Folha de S. Paulo


Filme sobre o tabloide 'Meia Hora' erra ao não mostrar populares

Fundado em 2004 no Rio de Janeiro pelo grupo editorial responsável pelo jornal "O Dia", o tabloide "Meia Hora" rapidamente tornou-se um sucesso de vendas, graças ao preço baixo –custava, à época de seu lançamento, R$ 0,50–, a textos curtos e simples, e a manchetes espertas e divertidas, cheias de trocadilhos e piadas de duplo sentido, ilustradas com fotos espalhafatosas de crimes sangrentos e popozudas.

Uma famosa capa do "Meia Hora" anunciou a morte de Hugo Chávez, em 2013, fazendo alusão a Chaves, o personagem humorístico da TV; outra fez piada com a morte do cantor Chorão: "Trocou o Charlie Brown Jr. pelo Sepultura". Muita gente achou de mau gosto.

Amado ou odiado, o fato é que o "Meia Hora" virou personagem fundamental do jornalismo popular do Rio e agora é objeto de um documentário, "Meia Hora e as Manchetes que Viram Manchetes", de Angelo Defanti.
É uma pena que um jornal conhecido pelo humor, transgressão e facilidade de comunicação com o público mais humilde tenha merecido um filme tão sem graça, careta e verborrágico.

Divulgação
Cena do documentário que estreia nesta quinta-feira (6)
Cena do documentário que estreia nesta quinta-feira (6)

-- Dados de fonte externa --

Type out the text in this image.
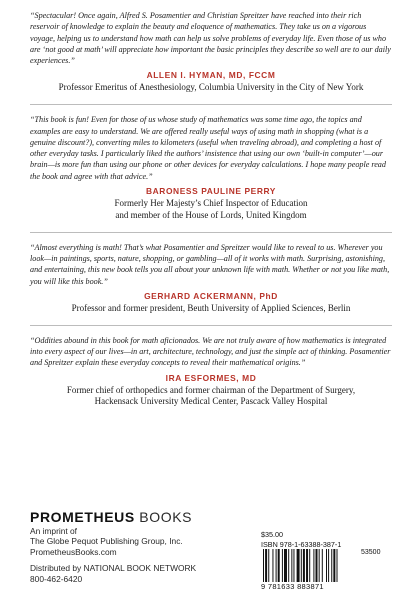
“Spectacular! Once again, Alfred S. Posamentier and Christian Spreitzer have reached into their rich reservoir of knowledge to explain the beauty and eloquence of mathematics. They take us on a vigorous voyage, helping us to understand how math can help us solve problems of everyday life. Even those of us who are ‘not good at math’ will appreciate how important the basic principles they describe so well are to our daily experiences.”

ALLEN I. HYMAN, MD, FCCM

Professor Emeritus of Anesthesiology, Columbia University in the City of New York

“This book is fun! Even for those of us whose study of mathematics was some time ago, the topics and examples are easy to understand. We are offered really useful ways of using math in shopping (what is a genuine discount?), converting miles to kilometers (useful when traveling abroad), and completing a host of other everyday tasks. I particularly liked the authors’ insistence that using our own ‘built-in computer’—our brain—is more fun than using our phone or other devices for everyday calculations. I hope many people read the book and agree with that advice.”

BARONESS PAULINE PERRY

Formerly Her Majesty’s Chief Inspector of Education

and member of the House of Lords, United Kingdom

“Almost everything is math! That’s what Posamentier and Spreitzer would like to reveal to us. Wherever you look—in paintings, sports, nature, shopping, or gambling—all of it works with math. Surprising, astonishing, and entertaining, this new book tells you all about your unknown life with math. Whether or not you like math, you will like this book.”

GERHARD ACKERMANN, PhD

Professor and former president, Beuth University of Applied Sciences, Berlin

“Oddities abound in this book for math aficionados. We are not truly aware of how mathematics is integrated into every aspect of our lives—in art, architecture, technology, and just the simple act of thinking. Posamentier and Spreitzer explain these everyday concepts to reveal their mathematical origins.”

IRA ESFORMES, MD

Former chief of orthopedics and former chairman of the Department of Surgery,

Hackensack University Medical Center, Pascack Valley Hospital

PROMETHEUS BOOKS
An imprint of
The Globe Pequot Publishing Group, Inc.
PrometheusBooks.com
Distributed by NATIONAL BOOK NETWORK
800-462-6420
$35.00
ISBN 978-1-63388-387-1
53500
9 781633 883871
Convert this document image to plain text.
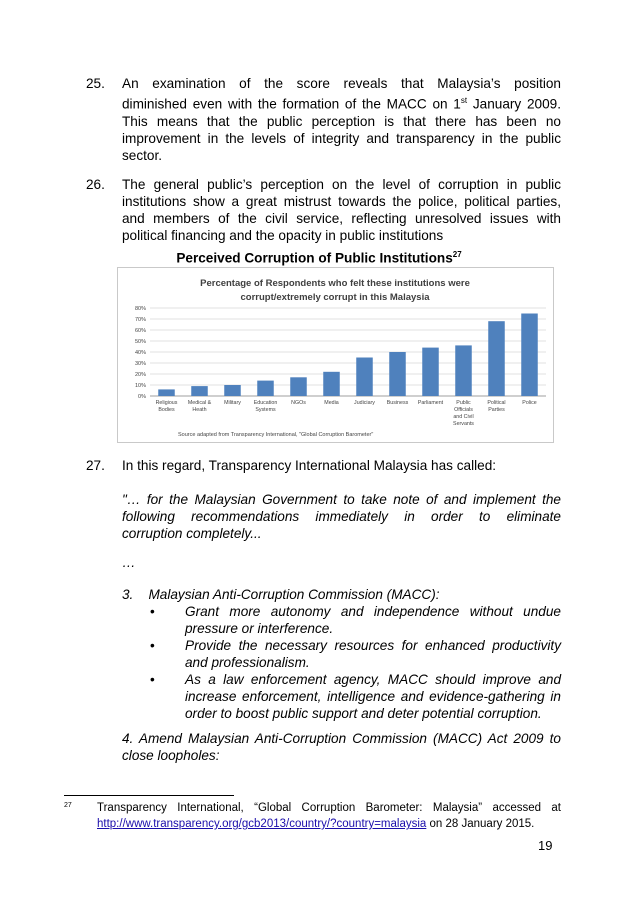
25. An examination of the score reveals that Malaysia’s position
diminished even with the formation of the MACC on 1st January 2009.
This means that the public perception is that there has been no
improvement in the levels of integrity and transparency in the public
sector.
26. The general public’s perception on the level of corruption in public
institutions show a great mistrust towards the police, political parties,
and members of the civil service, reflecting unresolved issues with
political financing and the opacity in public institutions
Perceived Corruption of Public Institutions$^{27}$
Percentage of Respondents who felt these institutions were
corrupt/extremely corrupt in this Malaysia
0%
10%
20%
30%
40%
50%
60%
70%
80%
Religious Bodies
Medical & Heath
Military Education Systems
NGOs	Media	Judiciary Business Parliament	Public Officials and Civil Servants
Political Parties
Police
Source adapted from Transparency International, "Global Corruption Barometer"
27. In this regard, Transparency International Malaysia has called:
"… for the Malaysian Government to take note of and implement the
following recommendations immediately in order to eliminate
corruption completely...
…
3.    Malaysian Anti-Corruption Commission (MACC):
• Grant more autonomy and independence without undue
pressure or interference.
• Provide the necessary resources for enhanced productivity
and professionalism.
• As a law enforcement agency, MACC should improve and
increase enforcement, intelligence and evidence-gathering in
order to boost public support and deter potential corruption.
4. Amend Malaysian Anti-Corruption Commission (MACC) Act 2009 to
close loopholes:
27 Transparency International, “Global Corruption Barometer: Malaysia” accessed at
http://www.transparency.org/gcb2013/country/?country=malaysia on 28 January 2015.
19
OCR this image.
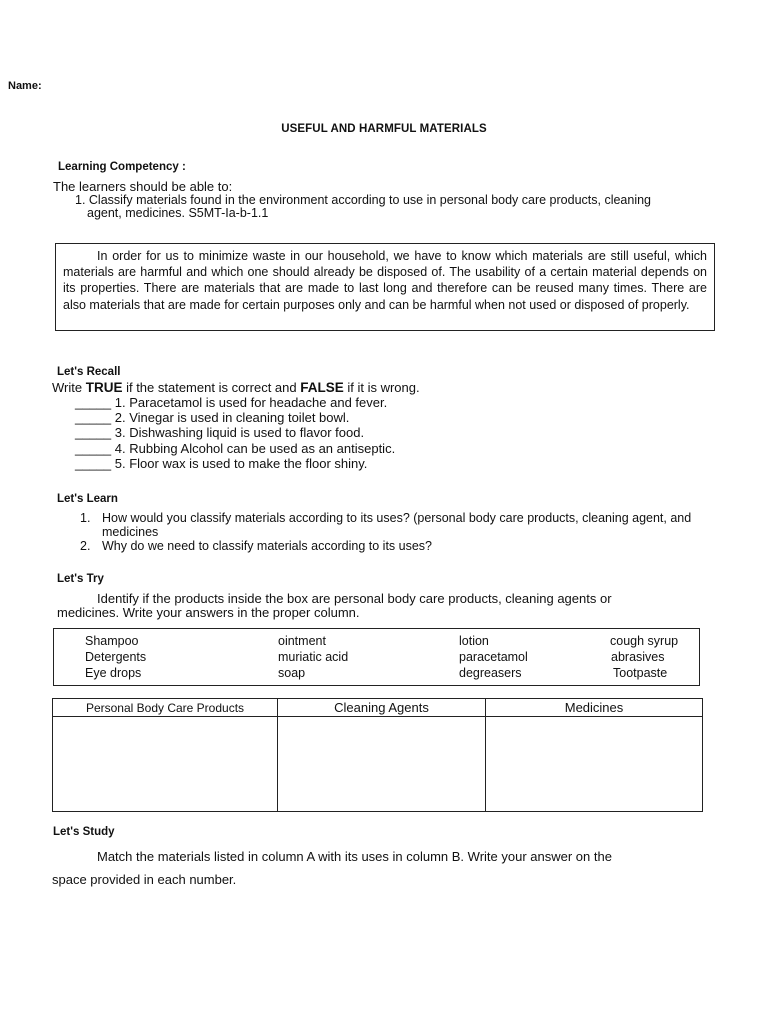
Name:
USEFUL AND HARMFUL MATERIALS
Learning Competency :
The learners should be able to:
1. Classify materials found in the environment according to use in personal body care products, cleaning
agent, medicines. S5MT-Ia-b-1.1

In order for us to minimize waste in our household, we have to know which materials are still useful, which materials are harmful and which one should already be disposed of. The usability of a certain material depends on its properties. There are materials that are made to last long and therefore can be reused many times. There are also materials that are made for certain purposes only and can be harmful when not used or disposed of properly.

Let's Recall
Write TRUE if the statement is correct and FALSE if it is wrong.
_____ 1. Paracetamol is used for headache and fever.
_____ 2. Vinegar is used in cleaning toilet bowl.
_____ 3. Dishwashing liquid is used to flavor food.
_____ 4. Rubbing Alcohol can be used as an antiseptic.
_____ 5. Floor wax is used to make the floor shiny.
Let's Learn
1. How would you classify materials according to its uses? (personal body care products, cleaning agent, and medicines
2. Why do we need to classify materials according to its uses?
Let's Try
Identify if the products inside the box are personal body care products, cleaning agents or
medicines. Write your answers in the proper column.
Shampoo	ointment	lotion	cough syrup
Detergents	muriatic acid	paracetamol	abrasives
Eye drops	soap	degreasers	Tootpaste
Personal Body Care Products	Cleaning Agents	Medicines

Let's Study
Match the materials listed in column A with its uses in column B. Write your answer on the
space provided in each number.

O documentário tem 78 minutos de duração. E todos os 78 minutos são compostos de entrevistas, filmadas em estúdio, com editores e colunistas do jornal. Não há uma imagem da Redação, uma cena de repórteres na rua ou uma externa sequer. O espectador termina o filme sem ver como o jornal é feito no dia a dia. Para um jornal que se diz "popular", espanta também a ausência absoluta de qualquer popular. Não há uma entrevista com leitores.

É de se esperar que um documentário sobre jornalismo faça jornalismo. Mas o filme parece uma peça publicitária. Há, inclusive, uma tediosa entrevista com um publicitário, em que ele lembra todos os slogans que criou para o lançamento da publicação.

Teria sido fantástico para o espectador acompanhar a rotina de repórteres do "Meia Hora" e entender o processo de produção do jornal. Por que não entrevistar as celebridades, artistas de TV e jogadores de futebol esculhambados pela publicação, para saber a opinião deles sobre o jornal e como reagiram às matérias? Em vez disso, temos um interminável blá-blá-blá autocongratulatório, em que os editores comentam as manchetes que eles próprios criaram. O filme está mais para "Diário Oficial" do que para "Meia Hora".

Para finalizar, vale lembrar que uma famosa manchete de 2008, considerada "um divisor de águas" por um dos editores –"Luana não tem mais Dado em casa"–, sobre as brigas do então casal Luana Piovani e Dado Dolabella, não era tão nova assim.

Uns 30 anos antes, o jornal humorístico "Planeta Diário" vendia uma camiseta com a mesma piada, "Você tem dado em casa?", ilustrada com a foto de um dado (mas a melhor camiseta dizia: "Vá ao teatro, mas não me chame!").

MEIA HORA E AS MANCHETES QUE VIRAM MANCHETES
QUANDO: ESTREIA NESTA QUINTA (6)
PRODUÇÃO: BRASIL, 2014
DIREÇÃO: ANGELO DEFANTI

ANDRÉ BARCINSKI é jornalista e autor do livro "Pavões Misteriosos" (Três Estrelas).